人質令嬢、第二王子と国家反逆を狙う
 数日後。ようやく起き上がれるようになったモルドレッド殿下は、休む間もなく忙しく駆け回っていた。


 殿下がお休みの間は、父とアグラヴェイン卿、それからついてきてくださった貴族の方々や城の政務官たちで仕事を回していたけれど、それも長くは続けられない。

 貴族の方々にはそれぞれ領地経営の仕事があるし、父や西海岸辺境伯には国防の任務だってあるのだ。いつまでも領地を空けておくわけにはいかなかった。


「――という感じで進めておいたから」

「ありがとうございます!」


 モルドレッド殿下は政務官に助けられながら、貴族の方々から次々と政務の引き継ぎを受けていた。


 国王陛下は未だ意識が混濁しており、とても政務を行えるようなお身体ではなかった。

 とはいえ、ここ半年ほど国王陛下が行うべき政務の三分の一ほどは、すでにアーサー殿下がモルドレッド殿下へ任せていらっしゃったし、残りも政務官たちとアーサー殿下で手分けして処理していたらしい。そのため、思ったほど大きな混乱はなく仕事に当たれていた。
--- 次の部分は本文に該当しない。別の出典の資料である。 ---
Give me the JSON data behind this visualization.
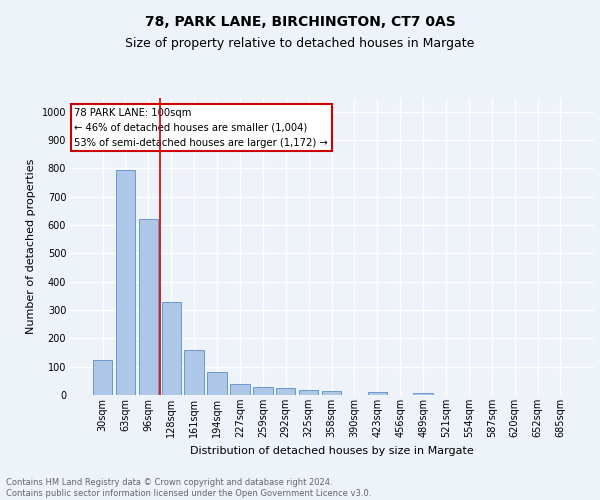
{
  "title1": "78, PARK LANE, BIRCHINGTON, CT7 0AS",
  "title2": "Size of property relative to detached houses in Margate",
  "xlabel": "Distribution of detached houses by size in Margate",
  "ylabel": "Number of detached properties",
  "categories": [
    "30sqm",
    "63sqm",
    "96sqm",
    "128sqm",
    "161sqm",
    "194sqm",
    "227sqm",
    "259sqm",
    "292sqm",
    "325sqm",
    "358sqm",
    "390sqm",
    "423sqm",
    "456sqm",
    "489sqm",
    "521sqm",
    "554sqm",
    "587sqm",
    "620sqm",
    "652sqm",
    "685sqm"
  ],
  "values": [
    122,
    795,
    620,
    330,
    158,
    80,
    38,
    27,
    25,
    18,
    15,
    0,
    10,
    0,
    8,
    0,
    0,
    0,
    0,
    0,
    0
  ],
  "bar_color": "#aec6e8",
  "bar_edge_color": "#5a8fc4",
  "vline_x": 2.5,
  "vline_color": "#cc0000",
  "annotation_text": "78 PARK LANE: 100sqm\n← 46% of detached houses are smaller (1,004)\n53% of semi-detached houses are larger (1,172) →",
  "annotation_box_color": "#ffffff",
  "annotation_edge_color": "#cc0000",
  "ylim": [
    0,
    1050
  ],
  "yticks": [
    0,
    100,
    200,
    300,
    400,
    500,
    600,
    700,
    800,
    900,
    1000
  ],
  "background_color": "#eef2f9",
  "grid_color": "#ffffff",
  "footer_text": "Contains HM Land Registry data © Crown copyright and database right 2024.\nContains public sector information licensed under the Open Government Licence v3.0.",
  "title_fontsize": 10,
  "subtitle_fontsize": 9,
  "tick_fontsize": 7,
  "label_fontsize": 8,
  "footer_fontsize": 6
}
 それでも不明な点があれば、モルドレッド殿下は潔く牢へいるアーサー殿下のもとへ聞きに行っていた。


「牢に入ってまで仕事をさせられるとは思わなかったな……少しくらい休ませてもらえると思ってたのに」


 モルドレッド殿下が顔を出すたび、アーサー殿下は一応不満を口にはするものの、結局は笑いながら何でも答えてくれるらしい。
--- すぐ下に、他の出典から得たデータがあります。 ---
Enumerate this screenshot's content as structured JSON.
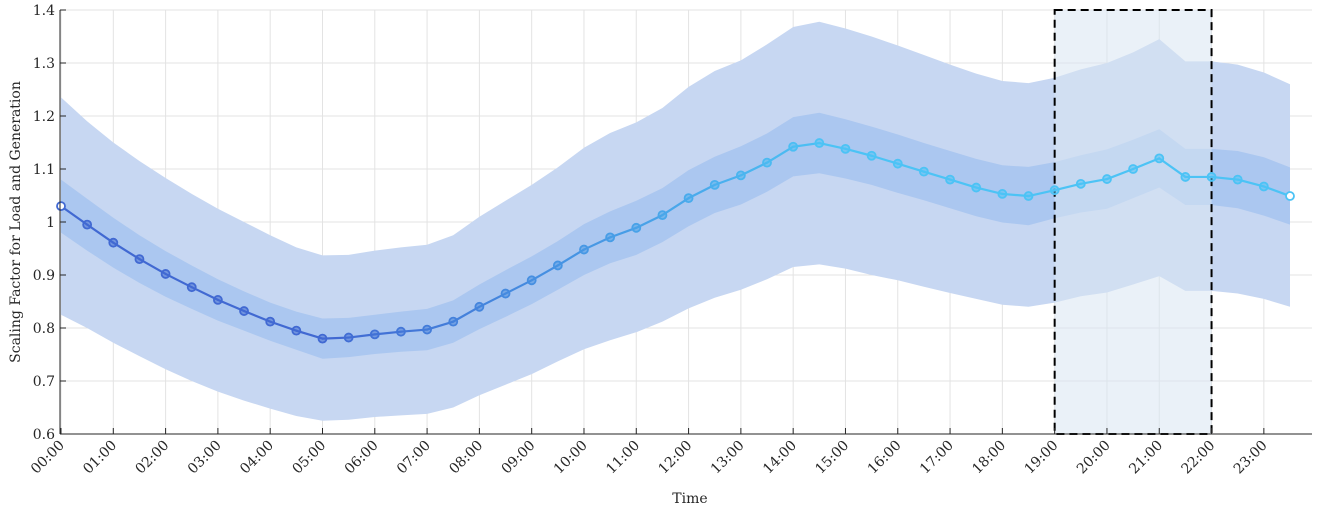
{
  "chart_data": {
    "type": "line",
    "xlabel": "Time",
    "ylabel": "Scaling Factor for Load and Generation",
    "ylim": [
      0.6,
      1.4
    ],
    "yticks": [
      "0.6",
      "0.7",
      "0.8",
      "0.9",
      "1",
      "1.1",
      "1.2",
      "1.3",
      "1.4"
    ],
    "xticks": [
      "00:00",
      "01:00",
      "02:00",
      "03:00",
      "04:00",
      "05:00",
      "06:00",
      "07:00",
      "08:00",
      "09:00",
      "10:00",
      "11:00",
      "12:00",
      "13:00",
      "14:00",
      "15:00",
      "16:00",
      "17:00",
      "18:00",
      "19:00",
      "20:00",
      "21:00",
      "22:00",
      "23:00"
    ],
    "grid": true,
    "x_hours": [
      0,
      0.5,
      1,
      1.5,
      2,
      2.5,
      3,
      3.5,
      4,
      4.5,
      5,
      5.5,
      6,
      6.5,
      7,
      7.5,
      8,
      8.5,
      9,
      9.5,
      10,
      10.5,
      11,
      11.5,
      12,
      12.5,
      13,
      13.5,
      14,
      14.5,
      15,
      15.5,
      16,
      16.5,
      17,
      17.5,
      18,
      18.5,
      19,
      19.5,
      20,
      20.5,
      21,
      21.5,
      22,
      22.5,
      23,
      23.5
    ],
    "series": [
      {
        "mean": [
          1.03,
          0.995,
          0.961,
          0.93,
          0.902,
          0.877,
          0.853,
          0.832,
          0.812,
          0.795,
          0.78,
          0.782,
          0.788,
          0.793,
          0.797,
          0.812,
          0.84,
          0.865,
          0.89,
          0.918,
          0.948,
          0.971,
          0.989,
          1.013,
          1.045,
          1.07,
          1.088,
          1.112,
          1.142,
          1.149,
          1.138,
          1.125,
          1.11,
          1.095,
          1.08,
          1.065,
          1.053,
          1.049,
          1.06,
          1.072,
          1.081,
          1.1,
          1.12,
          1.085,
          1.085,
          1.08,
          1.067,
          1.049
        ],
        "inner_upper": [
          1.08,
          1.044,
          1.008,
          0.975,
          0.945,
          0.918,
          0.892,
          0.869,
          0.848,
          0.831,
          0.818,
          0.819,
          0.825,
          0.831,
          0.836,
          0.852,
          0.882,
          0.909,
          0.935,
          0.964,
          0.996,
          1.02,
          1.04,
          1.064,
          1.098,
          1.123,
          1.143,
          1.167,
          1.198,
          1.206,
          1.194,
          1.18,
          1.165,
          1.149,
          1.134,
          1.119,
          1.107,
          1.104,
          1.113,
          1.126,
          1.137,
          1.155,
          1.175,
          1.138,
          1.138,
          1.134,
          1.122,
          1.103
        ],
        "inner_lower": [
          0.98,
          0.946,
          0.914,
          0.885,
          0.859,
          0.836,
          0.814,
          0.795,
          0.776,
          0.759,
          0.742,
          0.745,
          0.751,
          0.755,
          0.758,
          0.772,
          0.798,
          0.821,
          0.845,
          0.872,
          0.9,
          0.922,
          0.938,
          0.962,
          0.992,
          1.017,
          1.033,
          1.057,
          1.086,
          1.092,
          1.082,
          1.07,
          1.055,
          1.041,
          1.026,
          1.011,
          0.999,
          0.994,
          1.007,
          1.018,
          1.025,
          1.045,
          1.065,
          1.032,
          1.032,
          1.026,
          1.012,
          0.995
        ],
        "outer_upper": [
          1.235,
          1.19,
          1.15,
          1.115,
          1.083,
          1.053,
          1.025,
          1.0,
          0.975,
          0.952,
          0.937,
          0.938,
          0.946,
          0.952,
          0.957,
          0.975,
          1.01,
          1.04,
          1.07,
          1.103,
          1.14,
          1.168,
          1.188,
          1.215,
          1.255,
          1.285,
          1.305,
          1.335,
          1.368,
          1.378,
          1.365,
          1.35,
          1.333,
          1.315,
          1.297,
          1.28,
          1.266,
          1.262,
          1.272,
          1.288,
          1.3,
          1.32,
          1.345,
          1.303,
          1.303,
          1.297,
          1.282,
          1.26
        ],
        "outer_lower": [
          0.825,
          0.8,
          0.772,
          0.747,
          0.722,
          0.7,
          0.68,
          0.663,
          0.648,
          0.634,
          0.625,
          0.627,
          0.632,
          0.635,
          0.638,
          0.65,
          0.673,
          0.693,
          0.713,
          0.737,
          0.76,
          0.777,
          0.792,
          0.812,
          0.837,
          0.857,
          0.872,
          0.892,
          0.915,
          0.92,
          0.912,
          0.9,
          0.89,
          0.878,
          0.866,
          0.855,
          0.844,
          0.84,
          0.848,
          0.86,
          0.867,
          0.882,
          0.898,
          0.87,
          0.87,
          0.865,
          0.855,
          0.84
        ]
      }
    ],
    "highlight": {
      "x_start": 19,
      "x_end": 22,
      "y_start": 0.6,
      "y_end": 1.4
    },
    "colors": {
      "outer_band": "#c7d7f2",
      "inner_band": "#a6c4f0",
      "line_start": "#4169d2",
      "line_end": "#4cc3f5",
      "highlight_fill": "#d9e5f2",
      "highlight_border": "#000000",
      "grid": "#e3e3e3",
      "axis": "#262626"
    }
  }
}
「誰のせいですか、誰の! 兄上が進めていらした河川周辺工事の取りまとめ資料は、どちらにございますか?」

「それは書斎の三番目の引き出しだよ。四番目に河川ごとの降雪量をまとめた資料も入っているから、参考にするといい。あと治水関連で言えば――」


 そんな調子で、一応はうまく回っているらしいとモルドレッド殿下から聞いていた。


 ちなみに、私は一度も顔を出していない。

 私とアーサー殿下は能力が似ているせいか、昔からどうにも相性が良くないのだ。


「ちゃんと話してみれば、意外と仲良くなれるかもよ?」


 とモルドレッド殿下には勧められたけれど、私は丁重にお断りしておいた。


 そんな慌ただしい日々を過ごすうちに、豊穣祭の時期になった。

 国王陛下はどうにか会話ができるところまで回復なさり、今年の豊穣祭へのご参加は叶わなかったものの、正妃殿下が陛下のお言葉を伝えてくださったことで、大きな混乱もなく豊穣祭を執り行うことができた。


 やがて秋も深まり、ある日、モルドレッド殿下と私は父に呼び出された。